Businesses can also utilize co-working spaces better suited to meet health needs than the primary office or store space. 

Fill Unmet Needs

Adjusting a business plan doesn’t only entail changing to an online, work-from-home routine, but may also include changing directions in the entire business plan. Finding new ways to meet the community’s needs can also be a way to jumpstart business again, whether temporary or permanent.

Keep an eye and ear out for unique needs created by the new stay-at-home culture being shaped by the pandemic in 2020. Depending on the original business format, production, and services, a small business might be able to create new directives for their team.

This method helps businesses maintain financial stability, but they also help keep the community close in a world where six feet away is the new normal. 

Move Online

It hasn’t only been necessary to move employees into an online workspace, but may also be beneficial to move as many services online as well.

If a business has not prioritized creating an online store or resources that enable customers to access their services through the internet, this scenario creates the opportunity to do so. 

Fortunately, this remains a useful new aspect that enables small businesses to reach an expanded customer base. Online shopping was swiftly becoming one of the most common ways for customers to purchase items. Now, it is more vital than ever to supply this option.

Create a Reopening Plan

Hand writing a list

Trying to reopen as soon as possible without a plan in place makes everyone involved in a rocky transition. Guarantee more success for the overall company by creating an outline before reopening and allowing flexibility for future waves or potential shutdowns.

Start by creating a list of everything that needs to happen before a single customer comes in after lockdowns lift. Assign these as team directives for a set reopening date to be an achievement.

Create a cleaning guideline to keep everyone safe and alert customers about it, so they feel comfortable coming into the office, store, or otherwise. If applicable, rearrange the workplace to maintain proper social distancing.

Coming up with phases also helps to ease into a transition after so many abrupt changes had to be made. Offer curbside pickup or institute a delivery program to get customers the supplies they want before opening the doors back up again.
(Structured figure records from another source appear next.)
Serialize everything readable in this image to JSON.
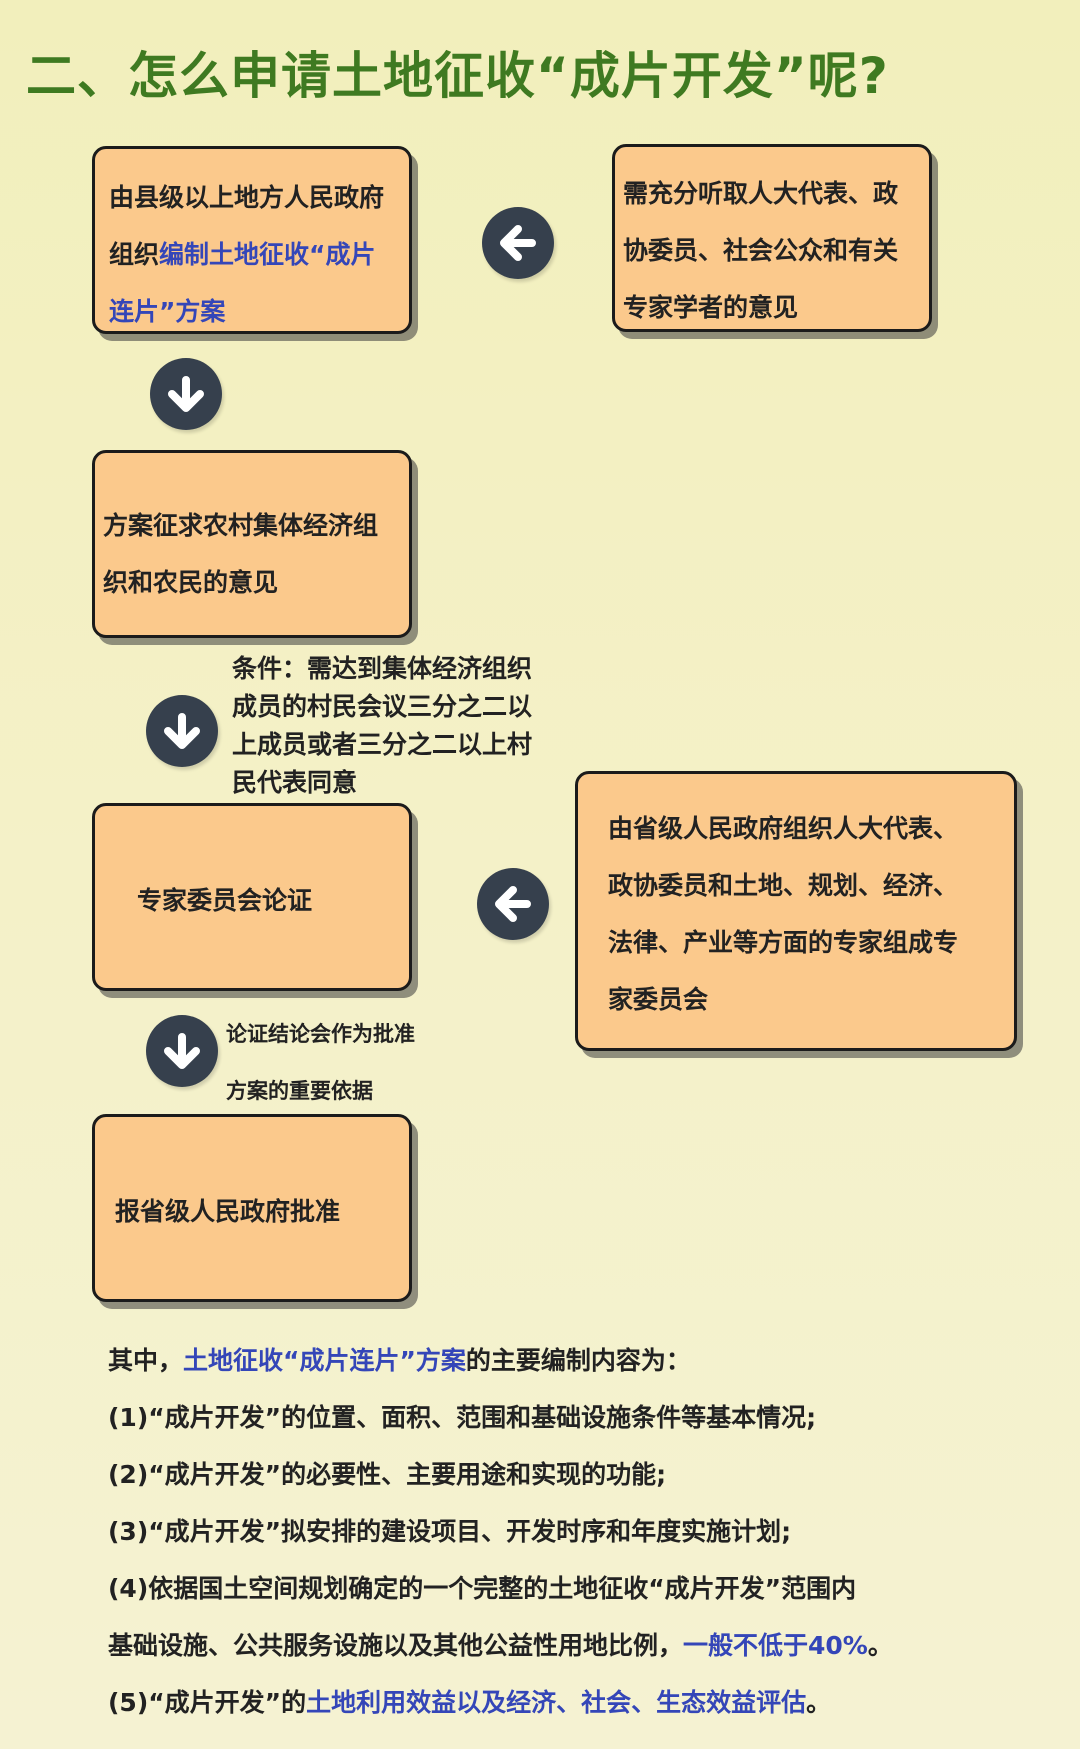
{
  "title": "二、怎么申请土地征收“成片开发”呢?",
  "boxes": {
    "box1": {
      "line1": "由县级以上地方人民政府",
      "line2_prefix": "组织",
      "line2_highlight": "编制土地征收“成片",
      "line3_highlight": "连片”方案"
    },
    "box2": {
      "line1": "需充分听取人大代表、政",
      "line2": "协委员、社会公众和有关",
      "line3": "专家学者的意见"
    },
    "box3": {
      "line1": "方案征求农村集体经济组",
      "line2": "织和农民的意见"
    },
    "box4": {
      "text": "专家委员会论证"
    },
    "box5": {
      "line1": "由省级人民政府组织人大代表、",
      "line2": "政协委员和土地、规划、经济、",
      "line3": "法律、产业等方面的专家组成专",
      "line4": "家委员会"
    },
    "box6": {
      "text": "报省级人民政府批准"
    }
  },
  "notes": {
    "condition": {
      "line1": "条件：需达到集体经济组织",
      "line2": "成员的村民会议三分之二以",
      "line3": "上成员或者三分之二以上村",
      "line4": "民代表同意"
    },
    "conclusion": {
      "line1": "论证结论会作为批准",
      "line2": "方案的重要依据"
    }
  },
  "icons": {
    "left_arrow": "arrow-left-circle-icon",
    "down_arrow": "arrow-down-circle-icon"
  },
  "content": {
    "intro_prefix": "其中，",
    "intro_highlight": "土地征收“成片连片”方案",
    "intro_suffix": "的主要编制内容为：",
    "item1": "(1)“成片开发”的位置、面积、范围和基础设施条件等基本情况;",
    "item2": "(2)“成片开发”的必要性、主要用途和实现的功能;",
    "item3": "(3)“成片开发”拟安排的建设项目、开发时序和年度实施计划;",
    "item4_line1": "(4)依据国土空间规划确定的一个完整的土地征收“成片开发”范围内",
    "item4_line2_prefix": "基础设施、公共服务设施以及其他公益性用地比例，",
    "item4_line2_highlight": "一般不低于40%",
    "item4_line2_suffix": "。",
    "item5_prefix": "(5)“成片开发”的",
    "item5_highlight": "土地利用效益以及经济、社会、生态效益评估",
    "item5_suffix": "。"
  },
  "colors": {
    "title": "#3f7a21",
    "box_fill": "#fbc98c",
    "box_border": "#1b1b1b",
    "highlight": "#3446b8",
    "icon_circle": "#36404d"
  }
}
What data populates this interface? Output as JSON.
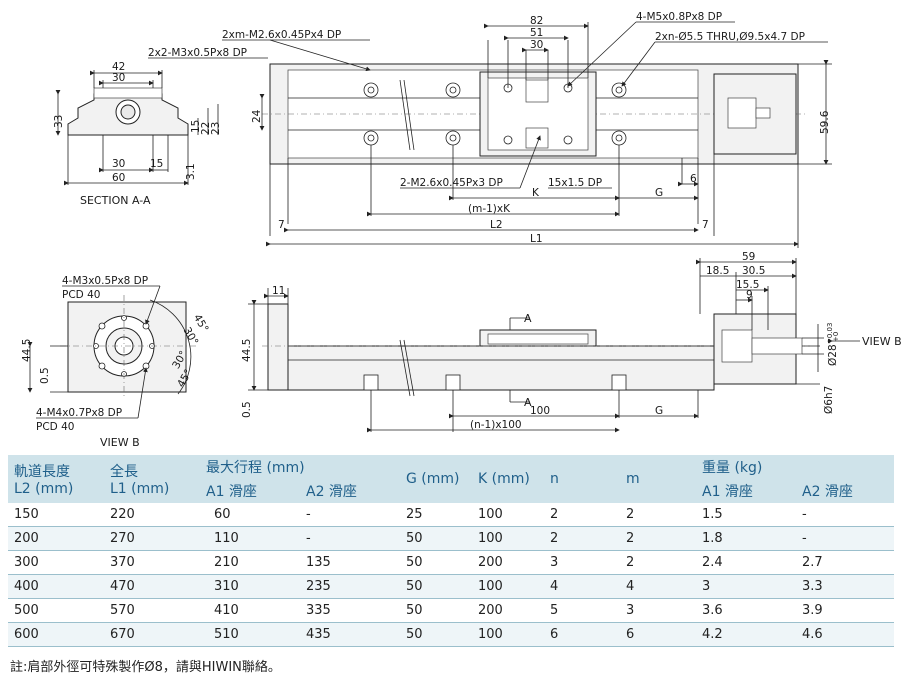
{
  "drawing": {
    "section_a": {
      "title": "SECTION A-A",
      "callout": "2x2-M3x0.5Px8 DP",
      "dims": [
        "42",
        "30",
        "33",
        "15",
        "22",
        "23",
        "30",
        "15",
        "3.1",
        "60"
      ]
    },
    "top_view": {
      "callouts": [
        "2xm-M2.6x0.45Px4 DP",
        "4-M5x0.8Px8 DP",
        "2xn-Ø5.5 THRU,Ø9.5x4.7 DP",
        "2-M2.6x0.45Px3 DP",
        "15x1.5 DP"
      ],
      "dims": [
        "82",
        "51",
        "30",
        "24",
        "59.6",
        "6",
        "K",
        "G",
        "(m-1)xK",
        "7",
        "L2",
        "7",
        "L1"
      ]
    },
    "view_b": {
      "title": "VIEW B",
      "callouts": [
        "4-M3x0.5Px8 DP",
        "PCD 40",
        "4-M4x0.7Px8 DP",
        "PCD 40"
      ],
      "dims": [
        "45°",
        "30°",
        "30°",
        "45°",
        "44.5",
        "0.5"
      ]
    },
    "side_view": {
      "dims": [
        "11",
        "44.5",
        "0.5",
        "A",
        "A",
        "100",
        "G",
        "(n-1)x100"
      ]
    },
    "motor_view": {
      "label": "VIEW B",
      "dims": [
        "59",
        "18.5",
        "30.5",
        "15.5",
        "9",
        "Ø28",
        "+0.03",
        "+0",
        "Ø6h7"
      ]
    }
  },
  "table": {
    "headers": {
      "l2": [
        "軌道長度",
        "L2 (mm)"
      ],
      "l1": [
        "全長",
        "L1 (mm)"
      ],
      "stroke": "最大行程 (mm)",
      "stroke_a1": "A1 滑座",
      "stroke_a2": "A2 滑座",
      "g": "G (mm)",
      "k": "K (mm)",
      "n": "n",
      "m": "m",
      "weight": "重量 (kg)",
      "weight_a1": "A1 滑座",
      "weight_a2": "A2 滑座"
    },
    "rows": [
      [
        "150",
        "220",
        "60",
        "-",
        "25",
        "100",
        "2",
        "2",
        "1.5",
        "-"
      ],
      [
        "200",
        "270",
        "110",
        "-",
        "50",
        "100",
        "2",
        "2",
        "1.8",
        "-"
      ],
      [
        "300",
        "370",
        "210",
        "135",
        "50",
        "200",
        "3",
        "2",
        "2.4",
        "2.7"
      ],
      [
        "400",
        "470",
        "310",
        "235",
        "50",
        "100",
        "4",
        "4",
        "3",
        "3.3"
      ],
      [
        "500",
        "570",
        "410",
        "335",
        "50",
        "200",
        "5",
        "3",
        "3.6",
        "3.9"
      ],
      [
        "600",
        "670",
        "510",
        "435",
        "50",
        "100",
        "6",
        "6",
        "4.2",
        "4.6"
      ]
    ]
  },
  "note": "註:肩部外徑可特殊製作Ø8，請與HIWIN聯絡。"
}
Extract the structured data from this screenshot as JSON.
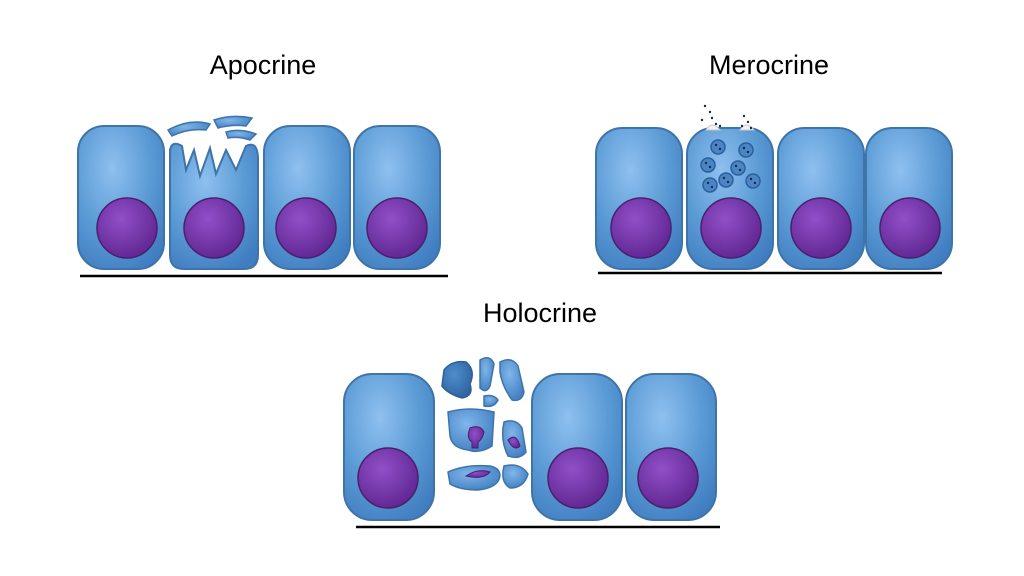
{
  "diagram": {
    "labels": {
      "apocrine": "Apocrine",
      "merocrine": "Merocrine",
      "holocrine": "Holocrine"
    },
    "colors": {
      "cell_fill": "#5b9bd5",
      "cell_stroke": "#3f74a8",
      "nucleus_fill": "#7030a0",
      "nucleus_stroke": "#4b1f70",
      "baseline": "#000000"
    }
  }
}
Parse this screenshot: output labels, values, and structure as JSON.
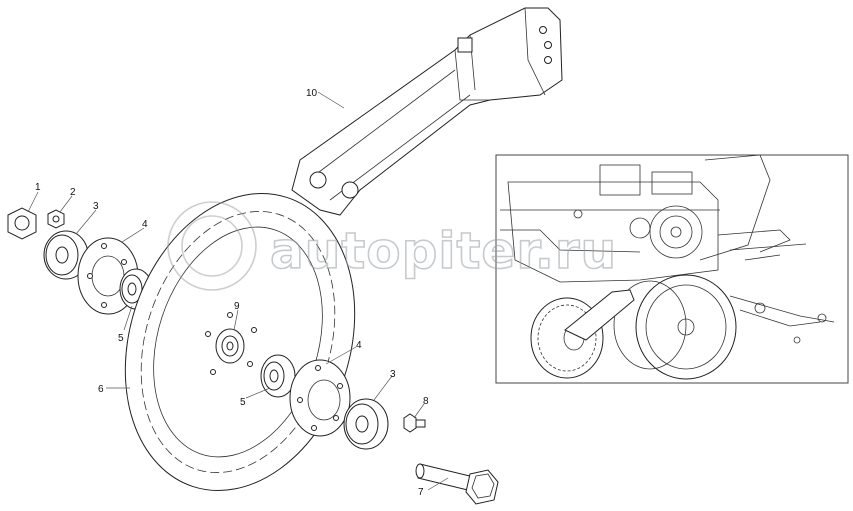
{
  "watermark": {
    "text": "autopiter.ru"
  },
  "callouts": {
    "c1": "1",
    "c2": "2",
    "c3a": "3",
    "c4a": "4",
    "c5a": "5",
    "c6": "6",
    "c9": "9",
    "c5b": "5",
    "c4b": "4",
    "c3b": "3",
    "c8": "8",
    "c7": "7",
    "c10": "10"
  },
  "colors": {
    "line": "#222222",
    "leader": "#555555",
    "watermark": "#9aa0a6"
  }
}
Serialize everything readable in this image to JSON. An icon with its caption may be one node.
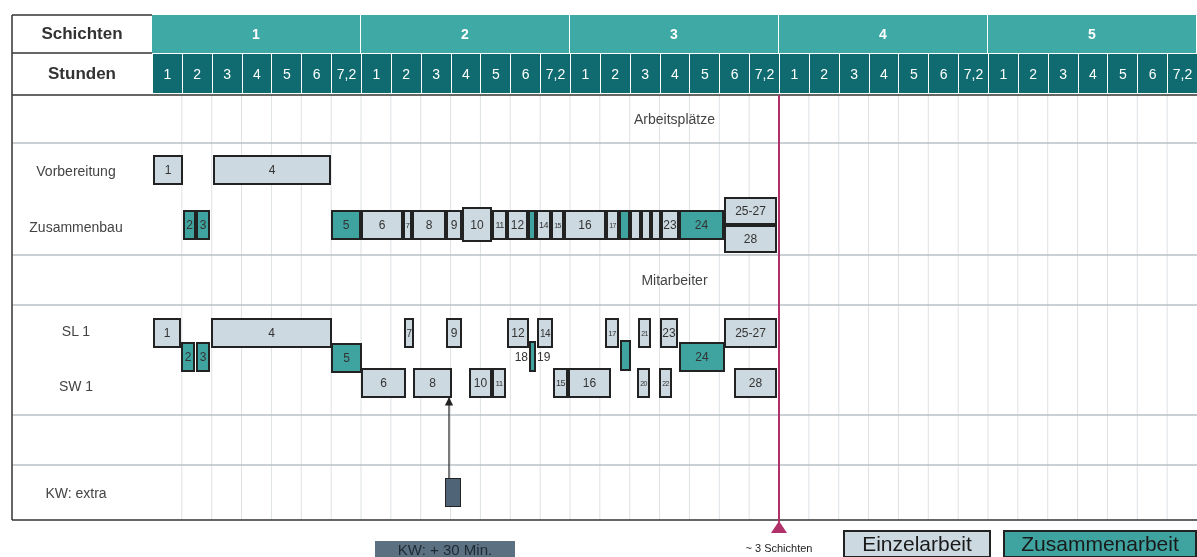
{
  "diagram": {
    "nodes": [
      {
        "text": [
          "1"
        ]
      },
      {
        "text": [
          "4"
        ]
      },
      {
        "text": [
          "2"
        ]
      },
      {
        "text": [
          "3"
        ]
      },
      {
        "text": [
          "5"
        ]
      },
      {
        "text": [
          "6"
        ]
      },
      {
        "text": [
          "7"
        ]
      },
      {
        "text": [
          "8"
        ]
      },
      {
        "text": [
          "9"
        ]
      },
      {
        "text": [
          "10"
        ]
      },
      {
        "text": [
          "11"
        ]
      },
      {
        "text": [
          "12"
        ]
      },
      {
        "text": [],
        "shape": "box"
      },
      {
        "text": [
          "14"
        ]
      },
      {
        "text": [
          "15"
        ]
      },
      {
        "text": [
          "16"
        ]
      },
      {
        "text": [
          "17"
        ]
      },
      {
        "text": [],
        "shape": "box"
      },
      {
        "text": [],
        "shape": "box"
      },
      {
        "text": [],
        "shape": "box"
      },
      {
        "text": [],
        "shape": "box"
      },
      {
        "text": [
          "23"
        ]
      },
      {
        "text": [
          "24"
        ]
      },
      {
        "text": [
          "25-27"
        ]
      },
      {
        "text": [
          "28"
        ]
      },
      {
        "text": [
          "1"
        ]
      },
      {
        "text": [
          "4"
        ]
      },
      {
        "text": [
          "7"
        ]
      },
      {
        "text": [
          "9"
        ]
      },
      {
        "text": [
          "12"
        ]
      },
      {
        "text": [
          "14"
        ]
      },
      {
        "text": [
          "17"
        ]
      },
      {
        "text": [
          "21"
        ]
      },
      {
        "text": [
          "23"
        ]
      },
      {
        "text": [
          "25-27"
        ]
      },
      {
        "text": [
          "2"
        ]
      },
      {
        "text": [
          "3"
        ]
      },
      {
        "text": [
          "5"
        ]
      },
      {
        "text": [],
        "shape": "box",
        "beside": [
          "18",
          "19"
        ]
      },
      {
        "text": [],
        "shape": "box"
      },
      {
        "text": [
          "24"
        ]
      },
      {
        "text": [
          "6"
        ]
      },
      {
        "text": [
          "8"
        ]
      },
      {
        "text": [
          "10"
        ]
      },
      {
        "text": [
          "11"
        ]
      },
      {
        "text": [
          "15"
        ]
      },
      {
        "text": [
          "16"
        ]
      },
      {
        "text": [
          "20"
        ]
      },
      {
        "text": [
          "22"
        ]
      },
      {
        "text": [
          "28"
        ]
      },
      {
        "text": [],
        "shape": "box"
      },
      {
        "text": [
          "KW: + 30 Min."
        ]
      }
    ],
    "edges": [
      {
        "from": 50,
        "to": 42,
        "arrow": "to"
      }
    ],
    "labels": [
      "Schichten",
      "1",
      "2",
      "3",
      "4",
      "5",
      "Stunden",
      "1",
      "2",
      "3",
      "4",
      "5",
      "6",
      "7,2",
      "1",
      "2",
      "3",
      "4",
      "5",
      "6",
      "7,2",
      "1",
      "2",
      "3",
      "4",
      "5",
      "6",
      "7,2",
      "1",
      "2",
      "3",
      "4",
      "5",
      "6",
      "7,2",
      "1",
      "2",
      "3",
      "4",
      "5",
      "6",
      "7,2",
      "Arbeitsplätze",
      "Vorbereitung",
      "Zusammenbau",
      "Mitarbeiter",
      "SL 1",
      "SW 1",
      "KW: extra",
      "~ 3 Schichten"
    ],
    "legend": [
      {
        "text": "Einzelarbeit",
        "color": "#cdd9e0"
      },
      {
        "text": "Zusammenarbeit",
        "color": "#3fa3a0"
      }
    ]
  }
}
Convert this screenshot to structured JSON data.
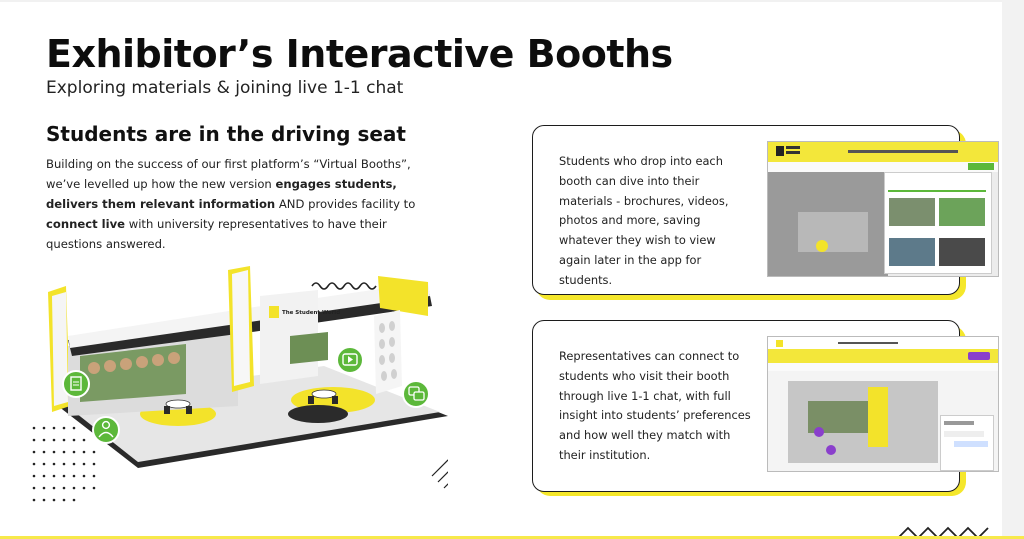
{
  "header": {
    "title": "Exhibitor’s Interactive Booths",
    "subtitle": "Exploring materials & joining live 1-1 chat"
  },
  "section": {
    "heading": "Students are in the driving seat",
    "intro_parts": [
      {
        "text": "Building on the success of our first platform’s “Virtual Booths”, we’ve levelled up how the new version ",
        "bold": false
      },
      {
        "text": "engages students, delivers them relevant information",
        "bold": true
      },
      {
        "text": " AND provides facility to ",
        "bold": false
      },
      {
        "text": "connect live",
        "bold": true
      },
      {
        "text": " with university representatives to have their questions answered.",
        "bold": false
      }
    ]
  },
  "cards": [
    {
      "text": "Students who drop into each booth can dive into their materials - brochures, videos, photos and more, saving whatever they wish to view again later in the app for students."
    },
    {
      "text": "Representatives can connect to students who visit their booth through live 1-1 chat, with full insight into students’ preferences and how well they match with their institution."
    }
  ],
  "booth": {
    "brand": "The Student World"
  },
  "colors": {
    "accent_yellow": "#f5e72b",
    "green_icon": "#5cb83a",
    "dark": "#111111"
  },
  "icons": [
    "document-icon",
    "person-icon",
    "play-icon",
    "chat-icon",
    "squiggle-decoration",
    "dot-grid-decoration",
    "hatched-circle-decoration",
    "zigzag-decoration"
  ]
}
Take the Opportunity to Focus

Although this pandemic has rocked global economies to the core, there are still positive aspects that shouldn’t be taken for granted. One of these is that suddenly part of a workforce might find themselves with extra time on their hands. If the business can maintain their hours, or even part of them,  refocus their directives.

Take advantage of the newfound time to focus on areas of a business that may have been lacking before or when there simply wasn’t enough time to do them.

For many small businesses, this means working on their digital presence. If they don’t have a website, they should get one up and running in the modern technology age. If they already had a website, then updating it to look more professional or with the most recent changes in services.

A website isn’t the only part of the digital aspect of a business. Build a team more focused on digital marketing. Where potential customers might have seen signs and billboards previously, less community traffic means less exposure. 

With the massive jump in internet usage recently, take advantage of the opportunity to get the business’ name out there digitally and in front of a customer base once more.

Everything about this global pandemic is unprecedented, and there are no guidelines or societal rules in place from any previously occurring incident. No one knows precisely how long the pandemic’s direct effects will continue or how long the ripples will extend across global economies.

Although small businesses have a rocky road ahead of them to adjust with societal changes, there are many options developing for alternate routes to take as a business owner. Taking advantage of current resources and staying updated with each new development allows a small business to find success, and coming out the other end stronger than before COVID-19 became infamous internationally.